Rogue Trader
- Publishers: Fantasy Flight Games (2008-2017) Cubicle 7 (2017-present)
- Publication: 2009
- Genres: Science Fantasy

= Rogue Trader (role-playing game) =

Tabletop role-playing game

Rogue Trader is a Science-fiction role-playing game published in 2009 that uses the Warhammer 40,000 Roleplay system.

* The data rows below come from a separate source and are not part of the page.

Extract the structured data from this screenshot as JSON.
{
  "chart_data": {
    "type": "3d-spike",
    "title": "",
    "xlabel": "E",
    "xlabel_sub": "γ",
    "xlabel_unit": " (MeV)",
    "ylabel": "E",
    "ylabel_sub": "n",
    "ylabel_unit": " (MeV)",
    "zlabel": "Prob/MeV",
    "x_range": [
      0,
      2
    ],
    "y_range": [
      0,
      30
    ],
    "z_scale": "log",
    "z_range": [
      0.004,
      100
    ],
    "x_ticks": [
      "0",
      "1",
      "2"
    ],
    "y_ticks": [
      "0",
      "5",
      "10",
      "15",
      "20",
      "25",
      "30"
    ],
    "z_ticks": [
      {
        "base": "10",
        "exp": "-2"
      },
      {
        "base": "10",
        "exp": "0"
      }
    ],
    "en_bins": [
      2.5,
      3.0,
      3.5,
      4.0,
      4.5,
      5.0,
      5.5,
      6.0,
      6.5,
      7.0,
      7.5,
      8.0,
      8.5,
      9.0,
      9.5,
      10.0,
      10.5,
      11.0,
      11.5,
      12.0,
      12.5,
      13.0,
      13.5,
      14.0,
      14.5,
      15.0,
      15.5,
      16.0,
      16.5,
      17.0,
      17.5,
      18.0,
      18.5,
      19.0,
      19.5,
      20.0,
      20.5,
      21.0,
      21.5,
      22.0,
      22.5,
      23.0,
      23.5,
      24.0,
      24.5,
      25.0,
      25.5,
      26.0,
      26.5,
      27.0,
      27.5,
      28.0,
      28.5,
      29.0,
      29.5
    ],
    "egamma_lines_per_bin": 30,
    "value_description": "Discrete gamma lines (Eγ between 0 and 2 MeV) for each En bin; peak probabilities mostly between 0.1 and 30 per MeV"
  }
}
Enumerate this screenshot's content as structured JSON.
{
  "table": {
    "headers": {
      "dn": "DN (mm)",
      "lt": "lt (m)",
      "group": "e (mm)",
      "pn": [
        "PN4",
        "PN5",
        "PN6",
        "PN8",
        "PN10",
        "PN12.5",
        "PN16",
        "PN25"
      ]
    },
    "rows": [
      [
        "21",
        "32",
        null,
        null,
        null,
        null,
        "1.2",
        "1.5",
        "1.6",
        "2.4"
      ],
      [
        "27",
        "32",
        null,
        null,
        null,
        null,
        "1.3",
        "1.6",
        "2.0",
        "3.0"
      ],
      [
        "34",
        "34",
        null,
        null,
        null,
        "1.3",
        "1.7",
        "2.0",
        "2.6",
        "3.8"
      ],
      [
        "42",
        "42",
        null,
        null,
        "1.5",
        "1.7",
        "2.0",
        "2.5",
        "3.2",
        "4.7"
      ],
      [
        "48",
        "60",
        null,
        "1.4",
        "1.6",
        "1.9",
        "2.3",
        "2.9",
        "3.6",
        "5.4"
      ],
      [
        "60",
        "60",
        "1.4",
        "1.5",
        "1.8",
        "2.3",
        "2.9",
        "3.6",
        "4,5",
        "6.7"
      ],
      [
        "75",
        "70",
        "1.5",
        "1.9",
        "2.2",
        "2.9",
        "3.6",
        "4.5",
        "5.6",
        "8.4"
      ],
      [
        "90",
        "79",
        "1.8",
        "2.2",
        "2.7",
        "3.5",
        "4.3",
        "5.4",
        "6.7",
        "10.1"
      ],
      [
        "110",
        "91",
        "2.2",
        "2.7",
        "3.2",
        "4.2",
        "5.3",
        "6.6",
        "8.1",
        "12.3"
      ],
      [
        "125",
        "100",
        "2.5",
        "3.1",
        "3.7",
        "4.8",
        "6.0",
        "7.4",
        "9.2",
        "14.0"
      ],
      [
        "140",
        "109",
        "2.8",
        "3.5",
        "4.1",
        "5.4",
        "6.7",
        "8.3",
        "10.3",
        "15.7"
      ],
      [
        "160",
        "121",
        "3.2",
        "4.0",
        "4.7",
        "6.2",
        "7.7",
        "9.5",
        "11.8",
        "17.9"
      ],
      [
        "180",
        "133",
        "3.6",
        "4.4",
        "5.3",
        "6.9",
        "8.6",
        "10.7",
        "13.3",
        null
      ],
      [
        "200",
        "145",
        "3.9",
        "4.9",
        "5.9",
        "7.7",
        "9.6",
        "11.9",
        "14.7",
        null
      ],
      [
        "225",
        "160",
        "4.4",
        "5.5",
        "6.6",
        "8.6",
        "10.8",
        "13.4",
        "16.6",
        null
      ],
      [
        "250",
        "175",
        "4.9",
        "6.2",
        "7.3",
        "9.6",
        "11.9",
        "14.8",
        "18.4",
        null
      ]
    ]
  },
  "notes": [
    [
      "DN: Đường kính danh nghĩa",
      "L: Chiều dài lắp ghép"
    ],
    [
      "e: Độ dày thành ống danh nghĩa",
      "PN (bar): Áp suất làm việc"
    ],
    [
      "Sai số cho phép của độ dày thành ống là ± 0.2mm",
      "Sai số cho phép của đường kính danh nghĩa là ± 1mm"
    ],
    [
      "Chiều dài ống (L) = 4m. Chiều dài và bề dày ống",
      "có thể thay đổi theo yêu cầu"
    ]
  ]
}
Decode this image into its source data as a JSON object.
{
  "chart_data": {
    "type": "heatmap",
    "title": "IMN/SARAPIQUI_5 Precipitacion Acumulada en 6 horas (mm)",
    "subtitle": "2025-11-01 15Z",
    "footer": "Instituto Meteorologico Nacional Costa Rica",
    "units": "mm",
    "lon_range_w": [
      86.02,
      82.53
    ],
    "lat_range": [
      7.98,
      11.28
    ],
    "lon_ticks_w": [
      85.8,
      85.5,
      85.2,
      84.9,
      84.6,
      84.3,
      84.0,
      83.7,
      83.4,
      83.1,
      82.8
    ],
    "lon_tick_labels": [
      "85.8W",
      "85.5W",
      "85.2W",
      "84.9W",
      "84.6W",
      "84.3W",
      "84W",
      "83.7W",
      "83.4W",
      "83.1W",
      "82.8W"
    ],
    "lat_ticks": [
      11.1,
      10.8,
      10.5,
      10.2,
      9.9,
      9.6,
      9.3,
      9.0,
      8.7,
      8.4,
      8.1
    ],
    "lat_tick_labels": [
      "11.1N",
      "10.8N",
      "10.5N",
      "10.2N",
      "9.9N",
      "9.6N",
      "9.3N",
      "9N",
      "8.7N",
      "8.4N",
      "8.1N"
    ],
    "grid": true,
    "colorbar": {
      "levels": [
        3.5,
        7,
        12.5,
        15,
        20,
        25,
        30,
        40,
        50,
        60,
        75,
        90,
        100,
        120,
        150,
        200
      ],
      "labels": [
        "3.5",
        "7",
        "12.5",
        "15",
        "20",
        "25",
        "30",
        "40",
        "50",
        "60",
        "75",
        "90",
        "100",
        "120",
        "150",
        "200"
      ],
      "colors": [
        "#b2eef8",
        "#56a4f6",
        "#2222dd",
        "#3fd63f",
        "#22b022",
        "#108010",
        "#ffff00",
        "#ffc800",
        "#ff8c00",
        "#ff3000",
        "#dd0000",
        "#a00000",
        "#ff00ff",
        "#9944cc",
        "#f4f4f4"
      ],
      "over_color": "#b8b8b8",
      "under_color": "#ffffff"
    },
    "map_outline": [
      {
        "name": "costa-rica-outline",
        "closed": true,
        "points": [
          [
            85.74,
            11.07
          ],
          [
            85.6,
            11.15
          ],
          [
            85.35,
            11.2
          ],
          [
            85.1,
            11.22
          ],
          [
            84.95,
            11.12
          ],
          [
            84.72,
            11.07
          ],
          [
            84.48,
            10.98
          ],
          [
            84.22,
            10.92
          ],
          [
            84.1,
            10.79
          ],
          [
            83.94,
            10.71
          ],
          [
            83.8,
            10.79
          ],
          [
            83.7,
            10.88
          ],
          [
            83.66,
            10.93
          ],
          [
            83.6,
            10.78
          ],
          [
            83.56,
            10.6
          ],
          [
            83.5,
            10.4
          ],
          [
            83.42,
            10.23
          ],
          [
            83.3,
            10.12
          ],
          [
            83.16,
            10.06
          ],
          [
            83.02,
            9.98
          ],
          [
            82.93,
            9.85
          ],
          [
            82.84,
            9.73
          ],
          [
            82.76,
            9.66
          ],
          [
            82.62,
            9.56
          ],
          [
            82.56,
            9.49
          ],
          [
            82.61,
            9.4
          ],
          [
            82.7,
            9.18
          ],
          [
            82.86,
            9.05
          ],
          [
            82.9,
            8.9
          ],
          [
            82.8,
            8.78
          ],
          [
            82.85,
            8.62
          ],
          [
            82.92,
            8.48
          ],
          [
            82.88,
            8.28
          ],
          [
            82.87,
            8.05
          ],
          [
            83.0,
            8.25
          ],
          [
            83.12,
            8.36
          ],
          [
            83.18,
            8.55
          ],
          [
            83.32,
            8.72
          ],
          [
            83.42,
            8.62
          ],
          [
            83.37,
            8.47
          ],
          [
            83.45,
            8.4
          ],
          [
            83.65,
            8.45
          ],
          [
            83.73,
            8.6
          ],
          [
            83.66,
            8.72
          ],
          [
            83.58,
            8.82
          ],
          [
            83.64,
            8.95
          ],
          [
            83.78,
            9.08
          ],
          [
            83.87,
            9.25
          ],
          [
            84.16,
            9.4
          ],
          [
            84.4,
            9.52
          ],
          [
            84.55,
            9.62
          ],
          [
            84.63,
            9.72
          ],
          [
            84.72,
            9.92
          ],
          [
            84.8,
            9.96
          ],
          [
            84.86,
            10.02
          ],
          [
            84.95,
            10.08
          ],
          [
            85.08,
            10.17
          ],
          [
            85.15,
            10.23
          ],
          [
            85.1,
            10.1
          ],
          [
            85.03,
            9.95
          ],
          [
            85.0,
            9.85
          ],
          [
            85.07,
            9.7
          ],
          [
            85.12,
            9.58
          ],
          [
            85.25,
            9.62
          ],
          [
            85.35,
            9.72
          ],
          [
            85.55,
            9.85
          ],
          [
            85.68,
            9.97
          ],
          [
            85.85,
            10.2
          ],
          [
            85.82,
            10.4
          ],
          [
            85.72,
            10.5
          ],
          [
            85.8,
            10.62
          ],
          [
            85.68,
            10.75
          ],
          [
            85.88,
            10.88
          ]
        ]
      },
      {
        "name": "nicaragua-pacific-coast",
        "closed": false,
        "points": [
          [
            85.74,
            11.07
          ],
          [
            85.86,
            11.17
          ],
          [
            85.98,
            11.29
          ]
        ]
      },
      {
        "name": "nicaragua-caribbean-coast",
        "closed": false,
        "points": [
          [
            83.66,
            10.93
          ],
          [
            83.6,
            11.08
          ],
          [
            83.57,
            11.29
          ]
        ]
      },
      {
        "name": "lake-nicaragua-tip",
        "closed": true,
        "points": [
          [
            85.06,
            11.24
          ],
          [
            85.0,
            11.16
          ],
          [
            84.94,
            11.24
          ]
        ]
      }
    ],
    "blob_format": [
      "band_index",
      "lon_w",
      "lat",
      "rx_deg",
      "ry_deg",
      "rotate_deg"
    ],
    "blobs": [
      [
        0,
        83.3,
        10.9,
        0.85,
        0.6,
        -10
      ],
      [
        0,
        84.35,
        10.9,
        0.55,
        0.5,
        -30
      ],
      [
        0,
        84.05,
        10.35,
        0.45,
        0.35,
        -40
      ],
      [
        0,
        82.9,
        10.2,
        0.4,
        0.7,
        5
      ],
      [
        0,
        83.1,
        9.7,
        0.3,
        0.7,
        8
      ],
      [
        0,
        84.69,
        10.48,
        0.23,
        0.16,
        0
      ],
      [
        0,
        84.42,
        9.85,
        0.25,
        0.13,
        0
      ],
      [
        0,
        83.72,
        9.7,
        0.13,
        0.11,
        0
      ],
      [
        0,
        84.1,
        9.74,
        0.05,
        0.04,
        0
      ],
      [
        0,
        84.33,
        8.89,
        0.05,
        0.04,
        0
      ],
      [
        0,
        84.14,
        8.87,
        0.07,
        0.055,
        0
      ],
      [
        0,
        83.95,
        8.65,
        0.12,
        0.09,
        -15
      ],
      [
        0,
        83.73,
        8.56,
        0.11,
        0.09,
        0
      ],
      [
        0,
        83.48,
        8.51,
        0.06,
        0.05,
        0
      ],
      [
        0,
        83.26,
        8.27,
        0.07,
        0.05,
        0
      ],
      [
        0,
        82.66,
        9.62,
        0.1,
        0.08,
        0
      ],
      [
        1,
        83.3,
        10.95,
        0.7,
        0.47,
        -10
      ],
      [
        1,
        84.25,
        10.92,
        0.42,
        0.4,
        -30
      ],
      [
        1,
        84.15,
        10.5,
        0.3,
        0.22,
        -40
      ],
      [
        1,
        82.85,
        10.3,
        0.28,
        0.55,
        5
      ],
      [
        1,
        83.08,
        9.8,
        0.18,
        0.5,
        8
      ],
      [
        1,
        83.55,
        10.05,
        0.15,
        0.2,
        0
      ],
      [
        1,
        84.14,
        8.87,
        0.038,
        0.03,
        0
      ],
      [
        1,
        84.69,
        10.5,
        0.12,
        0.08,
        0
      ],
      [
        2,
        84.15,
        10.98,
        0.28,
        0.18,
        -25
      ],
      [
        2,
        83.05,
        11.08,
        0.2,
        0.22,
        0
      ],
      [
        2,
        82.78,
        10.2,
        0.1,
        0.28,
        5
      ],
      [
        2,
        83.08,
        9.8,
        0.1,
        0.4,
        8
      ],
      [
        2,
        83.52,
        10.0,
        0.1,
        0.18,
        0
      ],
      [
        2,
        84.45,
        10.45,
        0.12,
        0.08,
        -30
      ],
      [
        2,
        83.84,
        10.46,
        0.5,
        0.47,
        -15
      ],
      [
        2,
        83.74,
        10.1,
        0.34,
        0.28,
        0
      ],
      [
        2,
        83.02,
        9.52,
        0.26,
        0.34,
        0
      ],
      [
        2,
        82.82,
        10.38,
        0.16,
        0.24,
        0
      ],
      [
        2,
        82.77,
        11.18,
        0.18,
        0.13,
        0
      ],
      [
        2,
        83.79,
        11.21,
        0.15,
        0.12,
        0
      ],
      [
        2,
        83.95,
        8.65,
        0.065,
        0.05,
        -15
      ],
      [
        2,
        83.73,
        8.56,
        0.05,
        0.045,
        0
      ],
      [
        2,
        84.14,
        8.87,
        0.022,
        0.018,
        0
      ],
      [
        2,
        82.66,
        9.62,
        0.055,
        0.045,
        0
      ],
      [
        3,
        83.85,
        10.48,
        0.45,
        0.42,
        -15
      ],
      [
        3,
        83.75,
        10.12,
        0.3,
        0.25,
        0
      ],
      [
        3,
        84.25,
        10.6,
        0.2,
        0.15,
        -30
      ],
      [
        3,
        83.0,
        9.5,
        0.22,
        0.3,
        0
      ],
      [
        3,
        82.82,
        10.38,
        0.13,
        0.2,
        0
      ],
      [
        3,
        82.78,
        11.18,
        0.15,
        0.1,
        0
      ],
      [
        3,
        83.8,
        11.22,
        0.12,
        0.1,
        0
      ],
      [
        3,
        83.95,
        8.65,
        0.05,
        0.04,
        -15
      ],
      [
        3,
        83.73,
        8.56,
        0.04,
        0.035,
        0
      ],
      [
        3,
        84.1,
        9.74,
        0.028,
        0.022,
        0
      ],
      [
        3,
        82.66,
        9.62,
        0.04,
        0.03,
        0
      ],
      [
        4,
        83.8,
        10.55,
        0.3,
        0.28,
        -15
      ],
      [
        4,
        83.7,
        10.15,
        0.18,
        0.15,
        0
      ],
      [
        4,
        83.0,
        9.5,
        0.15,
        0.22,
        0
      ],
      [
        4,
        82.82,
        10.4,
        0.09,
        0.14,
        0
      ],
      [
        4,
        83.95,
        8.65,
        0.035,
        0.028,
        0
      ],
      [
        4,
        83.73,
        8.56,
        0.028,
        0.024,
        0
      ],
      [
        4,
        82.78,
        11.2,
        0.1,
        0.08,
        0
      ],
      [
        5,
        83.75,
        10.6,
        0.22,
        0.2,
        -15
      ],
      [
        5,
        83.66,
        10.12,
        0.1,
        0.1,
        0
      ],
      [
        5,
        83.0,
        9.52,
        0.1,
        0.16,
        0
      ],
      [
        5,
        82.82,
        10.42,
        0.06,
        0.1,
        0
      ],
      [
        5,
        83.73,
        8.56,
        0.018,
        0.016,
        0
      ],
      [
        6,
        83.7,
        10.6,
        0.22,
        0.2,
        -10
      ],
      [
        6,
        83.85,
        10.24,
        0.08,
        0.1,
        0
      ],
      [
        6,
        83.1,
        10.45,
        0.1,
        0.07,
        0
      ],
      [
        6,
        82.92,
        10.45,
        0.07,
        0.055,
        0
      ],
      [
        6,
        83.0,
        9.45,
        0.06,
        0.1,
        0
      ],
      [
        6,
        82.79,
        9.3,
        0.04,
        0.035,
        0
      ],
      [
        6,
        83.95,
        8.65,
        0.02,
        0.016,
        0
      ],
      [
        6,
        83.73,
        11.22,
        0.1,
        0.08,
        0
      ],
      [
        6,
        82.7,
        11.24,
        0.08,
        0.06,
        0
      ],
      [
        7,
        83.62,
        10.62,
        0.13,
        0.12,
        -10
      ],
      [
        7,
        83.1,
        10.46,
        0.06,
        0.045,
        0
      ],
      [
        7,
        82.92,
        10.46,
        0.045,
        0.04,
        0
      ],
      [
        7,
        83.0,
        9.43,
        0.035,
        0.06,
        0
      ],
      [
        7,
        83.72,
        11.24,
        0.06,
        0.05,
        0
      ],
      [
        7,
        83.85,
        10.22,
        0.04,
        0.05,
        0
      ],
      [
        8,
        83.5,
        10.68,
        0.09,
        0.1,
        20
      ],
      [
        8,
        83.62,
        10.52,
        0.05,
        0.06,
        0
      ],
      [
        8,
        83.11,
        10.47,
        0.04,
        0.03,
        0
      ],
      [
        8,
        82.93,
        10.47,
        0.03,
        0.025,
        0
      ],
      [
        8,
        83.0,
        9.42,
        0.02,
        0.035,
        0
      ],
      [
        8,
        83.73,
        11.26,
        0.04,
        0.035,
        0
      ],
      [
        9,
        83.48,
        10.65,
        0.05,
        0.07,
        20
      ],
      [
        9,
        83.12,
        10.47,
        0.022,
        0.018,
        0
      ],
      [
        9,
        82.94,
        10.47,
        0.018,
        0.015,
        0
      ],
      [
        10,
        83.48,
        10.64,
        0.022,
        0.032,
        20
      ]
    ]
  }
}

In 2023, the game received a Role-playing video game adaptation in the form of Warhammer 40,000: Rogue Trader.

==Description==
In Rogue Trader (2009), the player characters are important members of ship crews in interstellar trade and exploration, often encountering xenos.

===Gameplay===
In Rogue Trader, players take the role of a Rogue Trader and their crew as they operate outside the stellar and legal boundaries of the Imperium. The book provides, among other things, rules for interplanetary commerce and spaceship operation, travel, combat, and customization.

===Career paths===
In Rogue Trader, one player typically takes the Rogue Trader career path, representing a ship captain who has been granted a warrant to explore and trade outside the limits of the Imperium of Man. The other players act as members of their crew. Other career paths include:

- Arch-Militant - A combat expert.
- Astropath Transcendent - Like the Psyker, someone with psychic powers, using them to communicate over interstellar distances.
- Explorator - A Tech-Priest tasked by the Adeptus Mechanicus to rediscover lost science and technology.
- Missionary - A cleric of the God-Emperor, spreading the word of their religion into the dark corners of the Galaxy.
- Navigator - Another psychic, but one whose skills lie in directing the ship itself on interstellar voyages, relying on the psionic beacon at the heart of the Imperium.
- Seneschal - The Rogue Trader's right-hand person, running their trading enterprise.
- Void-master - Expert in running a space ship.
- Kroot Mercenary - from the Into the Storm sourcebook.
- Ork Freebooter - from the Into the Storm sourcebook.
- Kabalite Warrior - from the Soul Reaver adventure.
- Wych - from the Soul Reaver adventure.
- Ork Weirdboy - this new career for Ork is added in "Navis Primer".
- Tau Fire Warrior - this career added in "Tau Character Guide" for web-only "Twilight Crusade".

==Products==
Source:

- Rogue Trader - Core Rulebook, including a pre-written adventure (ISBN 978-1589946750)
  - The Game Master's Kit - A game master's screen for Rogue Trader and a booklet that includes a pre-written adventure, an NPC starship generator and a star system generator
  - Lure of the Expanse - A sourcebook containing three adventures
  - Forsaken Bounty - A free preview adventure available for download on the Fantasy Flight Games web site
  - Dark Frontier - A free preview adventure available for download on the Fantasy Flight Games web site
  - Into the Storm - A sourcebook containing rules about creating alien ("xenos") player characters (Kroot and Ork species), vehicles and gear
  - Edge of the Abyss - A sourcebook containing descriptions of the worlds of the Koronus expanse, Rogue Trader's main setting
  - The Frozen Reaches - Part 1 of the 3 part The Warpstorm Trilogy campaign
  - Citadel of Skulls - Part 2 of the 3 part The Warpstorm Trilogy campaign
  - Fallen Suns - Part 3 of the 3 part The Warpstorm Trilogy campaign
  - Battlefleet Koronus - A sourcebook covering starships, including the history of the Imperial Navy
  - Hostile Acquisitions - a supplement, expanding on career paths with a distinctly "scoundrel" feel to them, as well as additional rules on making enemies with a Nemesis Origin path. Provides stats and rules to play on the other side of Imperial Law
  - The Koronus Bestiary - a supplement for Rogue Trader, is a detailed compendium of deadly beasts, hostile xenos, unholy daemons, and other dangers that fill the uncharted regions of the Koronus Expanse
  - The Soul Reaver - a sourcebook on Dark Eldar in the Koronus Expanse, including an adventure campaign about a Dark Eldar city in the Webway and rules for creating Dark Eldar player characters
  - The Navis Primer - a sourcebook covering warp related aspects of the game with an emphasis on astropaths and navigators, as well as alternate career ranks
  - Stars of Inequity - A supplement focusing on the worlds of the Koronus Expanse
  - Faith and Coin - A supplement that focuses on cooperation of Explorers and Ecclesiarchy

==Development==
On 20 February 2009, Fantasy Flight Games announced Rogue Trader, an addition to the WH40K roleplaying milieu. The initial limited release sold out at the Gen Con 2009 event before a wider release to stores in October 2009.

Fantasy Flight Games lost the Warhammer 40,000 license in 2016, but in 2018 the Black Library released Rogue Trader: The Omnibus, a compilation of three novels and two short stories by Andy Hoare.

Rogue Trader was subsequently published by Cubicle 7.